Stanotte è LA notte

Cosa propone la nuova uscita dei Neil Young Archives? Nientemeno che un concerto quasi-integrale (mancano i bis) della serie di show tenuti con i Santa Monica Flyers dopo l’incisione di Tonight’s the night (1973) ma prima della sua pubblicazione (1975).
In quel periodo NY e i suoi dormivano tutto il giorno e poi di sera si svegliavano e andavano a suonare al Roxy, allora appena aperto a Hollywood. Suonarono lì per diverse serate, proponendo ogni sera l’intera tracklist di Tonight’s the night (che doveva ancora uscire), qualche pezzo da On the beach (che doveva ancora uscire) e dei bis.
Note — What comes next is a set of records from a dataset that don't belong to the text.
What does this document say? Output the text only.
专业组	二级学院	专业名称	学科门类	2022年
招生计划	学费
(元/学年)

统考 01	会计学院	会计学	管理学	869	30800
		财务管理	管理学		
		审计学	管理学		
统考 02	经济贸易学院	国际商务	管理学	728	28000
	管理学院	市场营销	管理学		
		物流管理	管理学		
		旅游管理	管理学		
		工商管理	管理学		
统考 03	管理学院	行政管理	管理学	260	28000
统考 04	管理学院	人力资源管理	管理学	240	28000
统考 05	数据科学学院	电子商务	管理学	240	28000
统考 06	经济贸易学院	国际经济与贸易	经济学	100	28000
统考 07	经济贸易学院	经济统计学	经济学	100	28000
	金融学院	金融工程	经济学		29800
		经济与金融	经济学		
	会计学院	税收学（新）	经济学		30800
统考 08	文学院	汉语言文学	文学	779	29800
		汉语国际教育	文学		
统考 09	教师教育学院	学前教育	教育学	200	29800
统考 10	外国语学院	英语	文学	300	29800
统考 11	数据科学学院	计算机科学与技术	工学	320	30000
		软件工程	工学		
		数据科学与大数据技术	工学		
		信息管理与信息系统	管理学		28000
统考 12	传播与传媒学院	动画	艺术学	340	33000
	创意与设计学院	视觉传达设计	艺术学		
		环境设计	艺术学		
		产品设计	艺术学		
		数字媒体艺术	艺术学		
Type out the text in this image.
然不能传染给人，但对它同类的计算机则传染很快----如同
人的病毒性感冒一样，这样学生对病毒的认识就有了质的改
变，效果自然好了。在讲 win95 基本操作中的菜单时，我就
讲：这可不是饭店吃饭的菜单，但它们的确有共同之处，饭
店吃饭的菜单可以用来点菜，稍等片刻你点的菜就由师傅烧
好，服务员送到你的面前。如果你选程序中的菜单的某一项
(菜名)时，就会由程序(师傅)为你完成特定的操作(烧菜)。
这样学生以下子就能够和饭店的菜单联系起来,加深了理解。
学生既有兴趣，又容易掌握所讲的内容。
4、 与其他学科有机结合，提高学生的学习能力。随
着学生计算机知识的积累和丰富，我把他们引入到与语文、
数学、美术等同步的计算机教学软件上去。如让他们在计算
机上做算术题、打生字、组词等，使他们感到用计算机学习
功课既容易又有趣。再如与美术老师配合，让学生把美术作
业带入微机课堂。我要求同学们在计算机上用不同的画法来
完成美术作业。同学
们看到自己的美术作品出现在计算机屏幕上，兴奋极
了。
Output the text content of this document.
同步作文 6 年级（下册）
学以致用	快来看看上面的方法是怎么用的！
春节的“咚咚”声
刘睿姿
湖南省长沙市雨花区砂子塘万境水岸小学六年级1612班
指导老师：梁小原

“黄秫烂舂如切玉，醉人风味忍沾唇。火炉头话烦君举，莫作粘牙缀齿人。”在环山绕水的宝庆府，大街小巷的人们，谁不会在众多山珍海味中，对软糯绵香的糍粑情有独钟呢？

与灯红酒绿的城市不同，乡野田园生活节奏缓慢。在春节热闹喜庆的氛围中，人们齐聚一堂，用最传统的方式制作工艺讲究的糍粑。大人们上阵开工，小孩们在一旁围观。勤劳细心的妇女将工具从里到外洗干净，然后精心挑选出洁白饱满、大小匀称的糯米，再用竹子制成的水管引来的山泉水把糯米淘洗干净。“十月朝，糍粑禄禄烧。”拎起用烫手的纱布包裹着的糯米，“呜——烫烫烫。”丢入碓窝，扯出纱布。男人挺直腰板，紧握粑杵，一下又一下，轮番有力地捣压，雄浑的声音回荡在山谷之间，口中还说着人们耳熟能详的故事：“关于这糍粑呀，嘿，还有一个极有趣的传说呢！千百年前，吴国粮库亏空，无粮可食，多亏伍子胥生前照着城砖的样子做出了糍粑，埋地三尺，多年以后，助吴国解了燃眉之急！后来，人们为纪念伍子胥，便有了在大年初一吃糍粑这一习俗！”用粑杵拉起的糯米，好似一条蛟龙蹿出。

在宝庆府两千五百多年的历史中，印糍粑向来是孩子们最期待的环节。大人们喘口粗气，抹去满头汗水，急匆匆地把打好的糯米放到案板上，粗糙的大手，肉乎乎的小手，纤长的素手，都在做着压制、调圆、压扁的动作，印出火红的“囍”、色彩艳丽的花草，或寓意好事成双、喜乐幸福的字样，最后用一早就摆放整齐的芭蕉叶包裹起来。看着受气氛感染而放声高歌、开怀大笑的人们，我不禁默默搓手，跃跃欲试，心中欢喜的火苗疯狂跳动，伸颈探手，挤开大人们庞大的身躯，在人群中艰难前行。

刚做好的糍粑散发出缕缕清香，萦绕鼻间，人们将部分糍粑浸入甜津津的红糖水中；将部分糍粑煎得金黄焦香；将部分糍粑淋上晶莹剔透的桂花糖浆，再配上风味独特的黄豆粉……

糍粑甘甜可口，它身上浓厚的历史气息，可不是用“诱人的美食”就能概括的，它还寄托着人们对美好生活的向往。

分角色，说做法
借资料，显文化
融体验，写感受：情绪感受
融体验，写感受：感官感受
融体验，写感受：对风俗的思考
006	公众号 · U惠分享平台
Per noi che ora conosciamo l’album a memoria è difficile capire l’impatto che ebbero quegli show sul pubblico. Sentiamo gli applausi e le urla nel disco ma dobbiamo immaginare che all’epoca si trattava di un’ora di canzoni totalmente sconosciute a chi le ascoltava. Eppure l’accoglienza sembra senza dubbio delle migliori.

E il disco com’è? La performance è solida, paradossalmente più solida delle versioni “ufficiali” dell’album. Tonight’s the night era infatti stato registrato in una serie di notti piene di erba e tequila, con sulle spalle il dolore della perdita di Danny Whitten e Bruce Barry. Quella sofferenza tagliente che traspare dai solchi del disco qui viene stemperata perché la band dal vivo è più rodata, Neil stesso sembra più su di giri del solito e l’atmosfera è paradossalmente festosa. Inoltre le canzoni erano state sicuramente provate molto di più: Neil è famoso per mettere su disco la prima esecuzione – o quasi – di un pezzo e poi suonarlo dal vivo per anni in versioni magari più solide ma che possono perdere la magia della prima esecuzione.

Il problema è: questo “Roxy” è un disco utile? Se altre uscite degli archive erano fondamentali, come Fillmore East oppure Massey Hall, qui ci troviamo di fronte a meno di un’ora di musica (tant’è che su vinile è un doppio con tre lati incisi) tra i quali neppure un brano inedito per noi ascoltatori del 2018. La performance è buona ma manca della sofferenza esplicita di Tonight’s the night… insomma, mi chiedo se si tratti di una uscita davvero meritevole oppure se – per una volta – l’aspettativa sia stata più alta del risultato.

Chiaramente per chi non conosce già l’oscuro Tonight’s the night “originale” si tratta di un’ottima occasione per approcciare quel materiale. La registrazione è ottima e su neilyoungarchives.com è possibile ascoltare tutto il disco ad altissima risoluzione gratis. Per chi conosceva già le canzoni è invece un’occasione per ascoltarle in un’altra prospettiva e in ogni caso – diamine! – è pur sempre un live di NY del 1973!!!